ICML2025 Image Generation Optimal Transport Tree-Sliced Wasserstein Distance Nonlinear Projection Radon Transform Probability Metric Spherical Metric

Tree-Sliced Wasserstein Distance with Nonlinear Projection¶

Conference: ICML2025
arXiv: 2505.00968
Code: thanhqt2002/NonlinearTSW
Area: Image Generation
Keywords: Optimal Transport, Tree-Sliced Wasserstein Distance, Nonlinear Projection, Radon Transform, Probability Metric, Spherical Metric

TL;DR¶

This paper proposes the Tree-Sliced Wasserstein (TSW) distance under a nonlinear projection framework. By replacing linear projections with Circular and Spatial nonlinear Radon transforms, the proposed method preserves the well-definedness and injectivity of the metric while significantly outperforming existing SW and TSW variants on tasks such as gradient flows, self-supervised learning, and generative models.

Background & Motivation¶

Optimal Transport (OT) provides geometrically meaningful metrics on the space of probability measures, but suffers from high computational complexity. The Sliced Wasserstein (SW) distance utilizes the closed-form solution of one-dimensional OT to reduce complexity by projecting high-dimensional measures onto one-dimensional lines via the Radon transform.

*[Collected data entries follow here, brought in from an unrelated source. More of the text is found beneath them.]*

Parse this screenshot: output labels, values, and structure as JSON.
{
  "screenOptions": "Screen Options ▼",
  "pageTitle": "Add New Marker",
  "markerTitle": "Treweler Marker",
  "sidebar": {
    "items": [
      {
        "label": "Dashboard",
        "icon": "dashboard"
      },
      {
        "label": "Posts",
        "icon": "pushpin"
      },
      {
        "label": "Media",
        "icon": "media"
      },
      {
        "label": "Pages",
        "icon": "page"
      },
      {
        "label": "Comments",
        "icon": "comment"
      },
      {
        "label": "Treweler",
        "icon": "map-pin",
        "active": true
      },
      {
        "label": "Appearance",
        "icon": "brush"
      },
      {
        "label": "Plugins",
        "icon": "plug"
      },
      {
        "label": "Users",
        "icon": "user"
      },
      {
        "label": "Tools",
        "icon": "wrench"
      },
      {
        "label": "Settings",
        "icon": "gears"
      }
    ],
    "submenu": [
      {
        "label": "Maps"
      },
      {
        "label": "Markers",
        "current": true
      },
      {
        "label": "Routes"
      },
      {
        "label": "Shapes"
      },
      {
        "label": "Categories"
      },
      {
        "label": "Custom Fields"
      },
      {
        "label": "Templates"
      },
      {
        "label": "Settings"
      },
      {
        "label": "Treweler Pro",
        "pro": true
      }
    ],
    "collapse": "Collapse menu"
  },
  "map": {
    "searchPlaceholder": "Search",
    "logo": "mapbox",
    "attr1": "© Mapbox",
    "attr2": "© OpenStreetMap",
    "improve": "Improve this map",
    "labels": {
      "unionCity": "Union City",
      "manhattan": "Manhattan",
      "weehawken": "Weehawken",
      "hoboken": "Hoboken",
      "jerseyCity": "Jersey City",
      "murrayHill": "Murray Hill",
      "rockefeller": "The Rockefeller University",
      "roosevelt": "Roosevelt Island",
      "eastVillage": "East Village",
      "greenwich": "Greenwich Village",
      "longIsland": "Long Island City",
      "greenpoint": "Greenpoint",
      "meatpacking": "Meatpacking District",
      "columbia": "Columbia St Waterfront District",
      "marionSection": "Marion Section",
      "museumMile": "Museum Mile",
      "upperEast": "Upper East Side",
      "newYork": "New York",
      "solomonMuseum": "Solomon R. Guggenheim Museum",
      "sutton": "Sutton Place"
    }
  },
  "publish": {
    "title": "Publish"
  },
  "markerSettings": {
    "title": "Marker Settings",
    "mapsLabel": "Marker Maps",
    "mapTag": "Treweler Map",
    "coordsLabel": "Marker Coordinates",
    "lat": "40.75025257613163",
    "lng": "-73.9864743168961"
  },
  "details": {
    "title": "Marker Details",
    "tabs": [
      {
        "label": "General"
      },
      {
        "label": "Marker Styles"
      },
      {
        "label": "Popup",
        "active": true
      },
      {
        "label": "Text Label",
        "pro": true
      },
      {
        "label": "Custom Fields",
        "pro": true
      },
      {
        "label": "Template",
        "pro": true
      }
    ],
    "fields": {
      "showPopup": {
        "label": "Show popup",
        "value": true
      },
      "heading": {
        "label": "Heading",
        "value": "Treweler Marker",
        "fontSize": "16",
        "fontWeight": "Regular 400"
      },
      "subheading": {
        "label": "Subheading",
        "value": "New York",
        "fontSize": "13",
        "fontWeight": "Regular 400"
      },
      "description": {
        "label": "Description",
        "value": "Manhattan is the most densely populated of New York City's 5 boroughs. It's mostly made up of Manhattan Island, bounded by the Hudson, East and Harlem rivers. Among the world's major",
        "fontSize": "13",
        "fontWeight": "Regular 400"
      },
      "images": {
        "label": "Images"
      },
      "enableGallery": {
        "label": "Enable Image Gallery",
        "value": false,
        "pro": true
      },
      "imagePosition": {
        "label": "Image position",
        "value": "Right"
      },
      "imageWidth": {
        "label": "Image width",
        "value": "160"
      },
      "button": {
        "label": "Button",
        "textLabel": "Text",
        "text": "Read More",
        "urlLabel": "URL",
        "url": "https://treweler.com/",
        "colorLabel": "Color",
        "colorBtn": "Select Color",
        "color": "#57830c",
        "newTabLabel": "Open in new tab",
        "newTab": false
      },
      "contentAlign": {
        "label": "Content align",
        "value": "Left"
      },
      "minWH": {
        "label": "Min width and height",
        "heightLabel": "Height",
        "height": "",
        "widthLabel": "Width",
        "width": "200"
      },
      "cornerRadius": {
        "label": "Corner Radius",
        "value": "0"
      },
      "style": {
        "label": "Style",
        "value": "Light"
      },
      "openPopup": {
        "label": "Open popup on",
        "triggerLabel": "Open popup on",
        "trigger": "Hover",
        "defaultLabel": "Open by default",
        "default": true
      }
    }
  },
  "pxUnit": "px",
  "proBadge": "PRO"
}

The Tree-Sliced method is an alternative to SW: - It replaces the one-dimensional line with a tree metric space. - It introduces a splitting mechanism (splitting map) to distribute measures onto multiple connected lines. - It better captures the topology of the integration domain while maintaining low computational overhead.

Limitations of Prior Work: The Tree-Sliced framework remains limited to linear projections (hyperplane integration domains), whereas various nonlinear projection enhancement schemes (Circular RT, Spatial RT, etc.) have already been introduced to improve SW.

Core Problem: Can the nonlinear projection framework be integrated into Tree-Sliced methods to achieve both the advantages of tree structures and the expressive power of nonlinear projections?

Method¶

Preliminaries¶

Radon Transform: \(\mathcal{R}f(t, \theta) = \int_{\mathbb{R}^d} f(y) \cdot \delta(t - \langle y, \theta \rangle) dy\)

Generalized Radon Transform (GRT): Replaces the inner product \(\langle y, \theta \rangle\) with a general function \(g(y, \psi)\), projecting along hypersurfaces instead of hyperplanes.

Spatial Radon Transform (SRT): First transforms the space using an injective continuous mapping \(h: \mathbb{R}^d \to \mathbb{R}^{d_\theta}\), and then performs linear projection.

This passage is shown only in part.